The Peninsula Hot Springs are a major tourist attraction on the Mornington Peninsula. In fact, a lot of the time they’re too crowded. I’ve written about them before here, with tips of how to make the most of them as adults. Honestly, if you take a bunch of rowdy kids along, you might to get a few dirty looks, and you’re going to have to restrict where your kids go.
So, how to take squealing children to the Hot Springs and still enjoy it? You’ve come to the right article. Step number one is go early. Not only can this make your entry price cheaper (a must when the kids could crack it and you have to go home any time), a large part of the Hot Springs is closed to kids (under 16) after 10am.
So, what do you need to see before then?
The view from the hilltop pool.
The hilltop pool is a must see for everyone. The view from the top is stunning; it’s ideal for games king and queen of the world make-believe.
There is a silent pool which depending on the age of your kids can be great. Usually real littlies can’t keep quiet for long enough to make it worth it, but it can be a great way of calming them down if you think they can have a quiet competition for five minutes or so. Be warned, even between 7am and 9am there will be people in this pool looking for quiet reflection.
There's a pool that flows into a cave that's another favourite. Kids love the echoes, and the imagining that can occur. Like the others mentioned, this one is only open to kids before 10am.
If you’re still around after 10am, or you simply get there late that's ok. there is a kids bathing section at the bottom of the hill (closest to the entry area). Here there is a large shallow pool, as well as a cold water pool. There are a number of half wine barrels full of water for the kids to play in, and sometimes the adults too.
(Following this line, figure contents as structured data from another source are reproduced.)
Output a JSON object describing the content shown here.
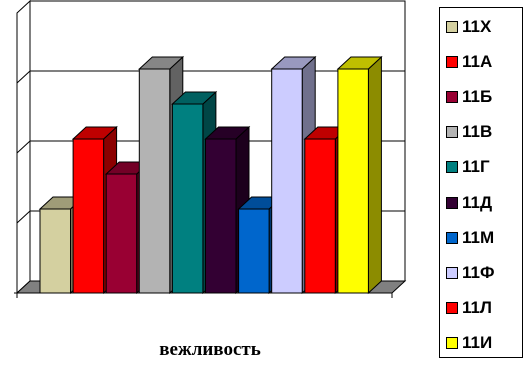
{
  "chart_data": {
    "type": "bar",
    "subtype": "3d-column",
    "xlabel": "вежливость",
    "categories": [
      "вежливость"
    ],
    "ylim": [
      0,
      4
    ],
    "gridlines": true,
    "legend_position": "right",
    "series": [
      {
        "name": "11Х",
        "value": 1.2,
        "color": "#d4d0a0"
      },
      {
        "name": "11А",
        "value": 2.2,
        "color": "#ff0000"
      },
      {
        "name": "11Б",
        "value": 1.7,
        "color": "#990033"
      },
      {
        "name": "11В",
        "value": 3.2,
        "color": "#b3b3b3"
      },
      {
        "name": "11Г",
        "value": 2.7,
        "color": "#008080"
      },
      {
        "name": "11Д",
        "value": 2.2,
        "color": "#330033"
      },
      {
        "name": "11М",
        "value": 1.2,
        "color": "#0066cc"
      },
      {
        "name": "11Ф",
        "value": 3.2,
        "color": "#ccccff"
      },
      {
        "name": "11Л",
        "value": 2.2,
        "color": "#ff0000"
      },
      {
        "name": "11И",
        "value": 3.2,
        "color": "#ffff00"
      }
    ]
  }
}
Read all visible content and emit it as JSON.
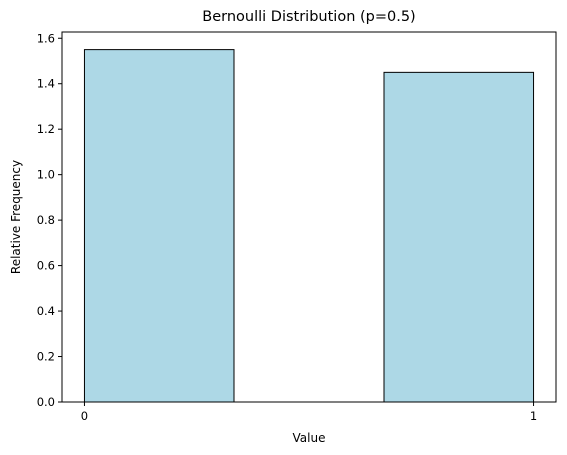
{
  "chart_data": {
    "type": "bar",
    "title": "Bernoulli Distribution (p=0.5)",
    "xlabel": "Value",
    "ylabel": "Relative Frequency",
    "bins": [
      {
        "x_start": 0.0,
        "x_end": 0.333,
        "value": 1.55
      },
      {
        "x_start": 0.667,
        "x_end": 1.0,
        "value": 1.45
      }
    ],
    "xlim": [
      -0.05,
      1.05
    ],
    "ylim": [
      0,
      1.6275
    ],
    "x_ticks": [
      0,
      1
    ],
    "x_tick_labels": [
      "0",
      "1"
    ],
    "y_ticks": [
      0,
      0.2,
      0.4,
      0.6,
      0.8,
      1.0,
      1.2,
      1.4,
      1.6
    ],
    "y_tick_labels": [
      "0.0",
      "0.2",
      "0.4",
      "0.6",
      "0.8",
      "1.0",
      "1.2",
      "1.4",
      "1.6"
    ],
    "grid": false,
    "bar_color": "#add8e6",
    "edge_color": "#000000"
  }
}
Step two is book. If you want to go on school holidays, or weekends, book weeks ahead. Yes, it can be annoying, because you can’t cancel these bookings without paying a fee, but the fact is that they get booked out, and without a booking of your own, you won’t get in. The best way to book is online, as there is a phone booking fee.
If you do book, you need to aim to arrive at the Hot Springs early. You won’t have trouble parking (they have an overflow car park) but some parks are a longer walk than others, and if you arrive after your booking time, they won’t let you in.
So how much does it cost? You can see a full schedule of fees here. Children under four are pretty cheap at $5 each, but family entry (2 adults and 2 children) is $115 on peak, and $95 off peak.
The perfect picnic location.
Finally, be prepared. Take a water bottle each: if you are mostly in the warm pools you will all need it, and there’s nothing worse than dehydrated and headachy children. Take some snacks. There’s a restaurant on site that has lovely food, but it does charge accordingly and most children won’t appreciate the menu. There are walking paths that mean you could be super prepared and take a picnic lunch (make the most of your entry fee!) but at a minimum I’d recommend taking some fruit or muesli bars.
Remember all your towels, and bathers. There are change rooms there, as well as lockers. Open lockers are free, but if you want a lockable locker you have to purchase them at reception for $3.